The San Francisco school district has participated in JROTC for 90 years, offering programs at seven public high schools, five of which are in Ma’s district. According to Ma, 90 percent of JROTC students pursue higher education, 90 percent are minorities, and over 50 percent are women of color.
Opponents of the bill testified before the committee, many arguing that other leadership-oriented programs should be implemented instead of JROTC, linking the JROTC program to potential military recruitment.
Karen Bernal, candidate for Progressive Caucus chair of the California Democratic Party, says “The idea that the state would mandate such a program here is nothing short of fascistic to me…This is the military industrial complex and our educational system at play.”

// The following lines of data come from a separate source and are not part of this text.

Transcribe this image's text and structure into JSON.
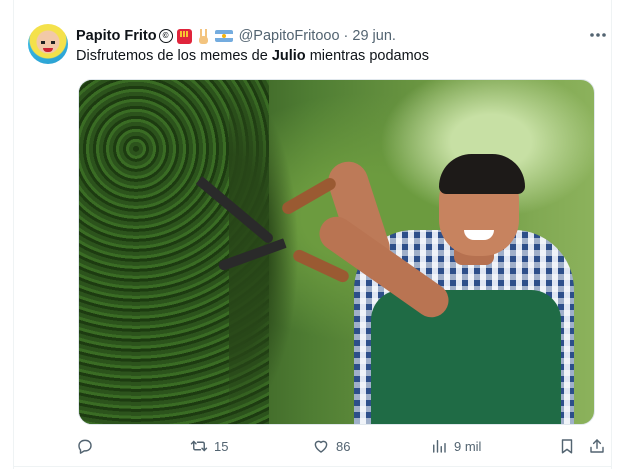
{
  "tweet": {
    "display_name": "Papito Frito",
    "copyright_mark": "©",
    "handle": "@PapitoFritooo",
    "separator": "·",
    "date": "29 jun.",
    "text_before": "Disfrutemos de los memes de ",
    "text_bold": "Julio",
    "text_after": " mientras podamos",
    "name_emojis": [
      "fries-emoji",
      "peace-hand-emoji",
      "argentina-flag-emoji"
    ]
  },
  "actions": {
    "reply_count": "",
    "retweet_count": "15",
    "like_count": "86",
    "views_count": "9 mil"
  },
  "icons": {
    "more": "more-horizontal-icon",
    "reply": "reply-icon",
    "retweet": "retweet-icon",
    "like": "heart-icon",
    "views": "views-chart-icon",
    "bookmark": "bookmark-icon",
    "share": "share-icon"
  },
  "colors": {
    "text": "#0f1419",
    "secondary": "#536471",
    "border": "#eff3f4"
  }
}
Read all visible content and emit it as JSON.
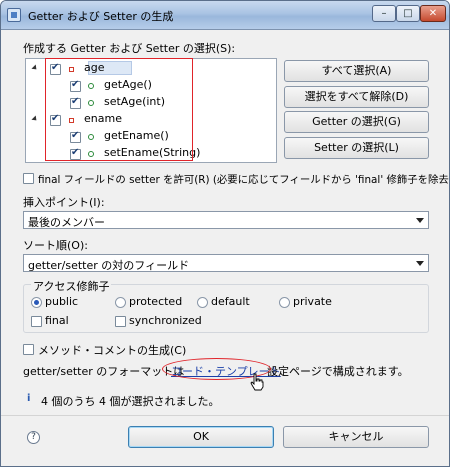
{
  "window": {
    "title": "Getter および Setter の生成",
    "minimize": "–",
    "maximize": "□",
    "close": "✕"
  },
  "section_label": "作成する Getter および Setter の選択(S):",
  "tree": [
    {
      "label": "age",
      "checked": true,
      "kind": "field"
    },
    {
      "label": "getAge()",
      "checked": true,
      "kind": "method"
    },
    {
      "label": "setAge(int)",
      "checked": true,
      "kind": "method"
    },
    {
      "label": "ename",
      "checked": true,
      "kind": "field"
    },
    {
      "label": "getEname()",
      "checked": true,
      "kind": "method"
    },
    {
      "label": "setEname(String)",
      "checked": true,
      "kind": "method"
    }
  ],
  "side_buttons": {
    "select_all": "すべて選択(A)",
    "deselect_all": "選択をすべて解除(D)",
    "select_getters": "Getter の選択(G)",
    "select_setters": "Setter の選択(L)"
  },
  "final_setter_option": "final フィールドの setter を許可(R) (必要に応じてフィールドから 'final' 修飾子を除去)",
  "insertion_point": {
    "label": "挿入ポイント(I):",
    "value": "最後のメンバー"
  },
  "sort_order": {
    "label": "ソート順(O):",
    "value": "getter/setter の対のフィールド"
  },
  "access_modifier": {
    "label": "アクセス修飾子",
    "options": [
      "public",
      "protected",
      "default",
      "private"
    ],
    "selected": "public",
    "final": "final",
    "synchronized": "synchronized"
  },
  "method_comments": "メソッド・コメントの生成(C)",
  "format_text_before": "getter/setter のフォーマットは",
  "format_link": "コード・テンプレート",
  "format_text_after": "設定ページで構成されます。",
  "status": "4 個のうち 4 個が選択されました。",
  "buttons": {
    "ok": "OK",
    "cancel": "キャンセル"
  },
  "help": "?",
  "info_icon": "i",
  "colors": {
    "highlight": "#e0242a",
    "link": "#1a3fa8",
    "titlebar": "#a9c3e3"
  }
}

Ma states, however, that less than three percent of JROTC students enroll in the military.
Lt. Colonel Robert L. Powell Jr., a JROTC instructor, claims “Our instructors aren’t even allowed to [recruit]. We have no quotas that we have to meet.”
Both bills will now be scheduled for hearings by the Appropriations Committee.
The bigger issue is why was the previous board allowed dismiss the program because of their own personal beliefs? If the program has been successfully operating in the school district for 90 years and there were not documented bias, why did this pass? Did this ever go to a public meeting or was this decision made behind closed doors?
We will need military leaders to replace those that are retiring or ones that we loose in wars. SF was known for it's military presence and it makes sense that they have a high participation in the JROTC program.
Great Story!!
ACTIVITY does NOT equal the physical education standards.